Da lungo tempo gli specialisti – scrisse allora Zambelli nel presentare la sua scoperta – stavano cercando le origini e gli anelli intermedi della evoluzione dei rettili volanti, questo strano gruppo di lucertole che abbandonò il suolo per elevarsi e librarsi nell’aria. Il rettile volante di Cene pertanto non è solo una curiosità per il fatto che è il più antico vertebrato che abbia mai volato: esso è anche un importante anello della catena evolutiva. Alcuni dei suoi attributi sono diversi da quelli degli altri rettili volanti. La caratteristica più appariscente è data dai denti: fitti, alcuni conici, gli altri a tre o cinque cuspidi ”. Il genitivo latino “ranzii”, accanto a Eudimorphodon, è in onore di Silvio Ranzi, zoologo dell’Università di Milano, grazie al quale il reperto è custodito nel museo della Cittadella in Città Alta.
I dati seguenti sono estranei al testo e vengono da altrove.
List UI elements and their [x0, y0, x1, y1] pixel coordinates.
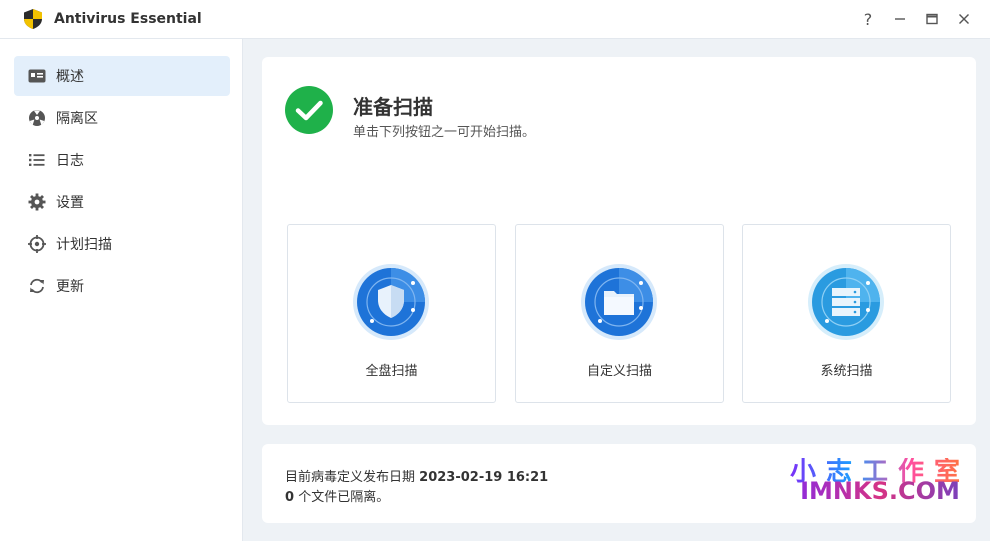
- minimize-icon: [895, 18, 905, 20]
- quarantine-line: 0 个文件已隔离。: [285, 486, 389, 505]
- help-button[interactable]: ?: [852, 0, 884, 38]
- maximize-icon: [926, 13, 938, 25]
- system-scan-label: 系统扫描: [820, 364, 873, 379]
- title-bar: Antivirus Essential ?: [0, 0, 990, 39]
- scan-card: 准备扫描 单击下列按钮之一可开始扫描。 全盘扫描 自定义扫描 系统扫描: [262, 57, 976, 425]
- sidebar-item-quarantine[interactable]: 隔离区: [14, 98, 230, 138]
- sidebar-item-settings[interactable]: 设置: [14, 182, 230, 222]
- quarantine-count: 0: [285, 490, 295, 505]
- sidebar-item-label: 隔离区: [56, 111, 98, 127]
- sidebar-item-logs[interactable]: 日志: [14, 140, 230, 180]
- sidebar-item-label: 更新: [56, 279, 84, 295]
- shield-icon: [353, 264, 429, 340]
- sidebar: 概述 隔离区 日志 设置 计划扫描 更新: [0, 39, 243, 541]
- minimize-button[interactable]: [884, 0, 916, 38]
- watermark: 小志工作室 IMNKS.COM: [790, 458, 970, 504]
- status-title: 准备扫描: [353, 95, 433, 119]
- definition-date-value: 2023-02-19 16:21: [419, 470, 549, 485]
- sidebar-item-overview[interactable]: 概述: [14, 56, 230, 96]
- quarantine-text: 个文件已隔离。: [298, 490, 390, 505]
- app-window: Antivirus Essential ? 概述 隔离区 日志 设置 计划扫描 …: [0, 0, 990, 541]
- status-subtitle: 单击下列按钮之一可开始扫描。: [353, 125, 536, 140]
- sidebar-item-update[interactable]: 更新: [14, 266, 230, 306]
- definition-date-label: 目前病毒定义发布日期: [285, 470, 416, 485]
- refresh-icon: [28, 277, 46, 295]
- definition-date-line: 目前病毒定义发布日期 2023-02-19 16:21: [285, 466, 548, 485]
- folder-icon: [581, 264, 657, 340]
- full-scan-label: 全盘扫描: [365, 364, 418, 379]
- quarantine-icon: [28, 109, 46, 127]
- app-logo-icon: [24, 9, 42, 29]
- system-scan-button[interactable]: 系统扫描: [742, 224, 951, 403]
- custom-scan-label: 自定义扫描: [586, 364, 652, 379]
- close-button[interactable]: [948, 0, 980, 38]
- sidebar-item-label: 日志: [56, 153, 84, 169]
- sidebar-item-scheduled-scan[interactable]: 计划扫描: [14, 224, 230, 264]
- sidebar-item-label: 概述: [56, 69, 84, 85]
- gear-icon: [28, 193, 46, 211]
- sidebar-item-label: 设置: [56, 195, 84, 211]
- window-controls: ?: [852, 0, 980, 38]
- app-title: Antivirus Essential: [54, 11, 202, 27]
- maximize-button[interactable]: [916, 0, 948, 38]
- overview-icon: [28, 67, 46, 85]
- close-icon: [959, 14, 969, 24]
- schedule-target-icon: [28, 235, 46, 253]
- full-scan-button[interactable]: 全盘扫描: [287, 224, 496, 403]
- list-icon: [28, 151, 46, 169]
- check-circle-icon: [285, 86, 333, 134]
- custom-scan-button[interactable]: 自定义扫描: [515, 224, 724, 403]
- watermark-en: IMNKS.COM: [790, 478, 970, 504]
- sidebar-item-label: 计划扫描: [56, 237, 112, 253]
- server-icon: [808, 264, 884, 340]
Il più antico rettile volante conosciuto, l’Eudimorphodon ranzii

Del “Caffi”, Zambelli diventò “curatore straordinario delle raccolte palentologiche” nel 1957. Inizialmente fu un incarico temporaneo a scadenza (4 mesi), successivamente rinnovati fino all’assunzione definitiva conseguente al superamento di un concorso pubblico svolto nel 1969. Oggi si parla tanto di precariato, ma le condizioni di Zambelli come neoassunto non erano delle più felici tanto da costringerlo a scrivere direttamente al sindaco Costantino Simoncini: “Mi perdoni – scriveva lo studioso – se Le rubo qualche minuto per un problema personale. Da dieci mesi dormo su una branda nel mio laboratorio che custodisce anche le raccolte di Botanica e quelle entomologiche; ed è in più passaggio obbligato per gli unici gabinetti del Museo. Non c’è posto per alcuno mobile nel quale riporre il mio vestiario. Metto a disposizione del Museo tutto il mio tempo e studio: né credo possibile compiere proficuamente il mio lavoro, qualora per guadagnarmi da vivere onestamente , mi dessi anche ad altre occupazioni”.

Al fine della lettera Rocco Zambelli chiede un aumento di stipendio così da poter “affittare due stanze ad avere anch’io un po’ di tranquillità in compagnia di mia sorella. Ed anche il mio lavoro ne avvantaggerebbe”. L’aumento gli viene concesso il mese dopo con il rinnovo del contratto. Altri tempi! Diceva di sé: “Passo il tempo a leggere e a studiare. In questo modo cerco sempre. Cerco una verità. In tutta la vita ho sempre cercato dietro le apparenze. Cercare, scoprire, che cosa c’è di più bello, di più interessante nella vita? Mi viene tristezza se penso a quanti ragazzi buttano via il loro tempo incollati alla televisione, perché fuori dalla porta c’è tutto l’universo che ci aspetta. Aspetta noi, aspetta di essere guardato, ammirato, indagato. Le grotte, le rocce, le montagne, gli alberi, le stelle, il cosmo, gli esseri umani stessi…“.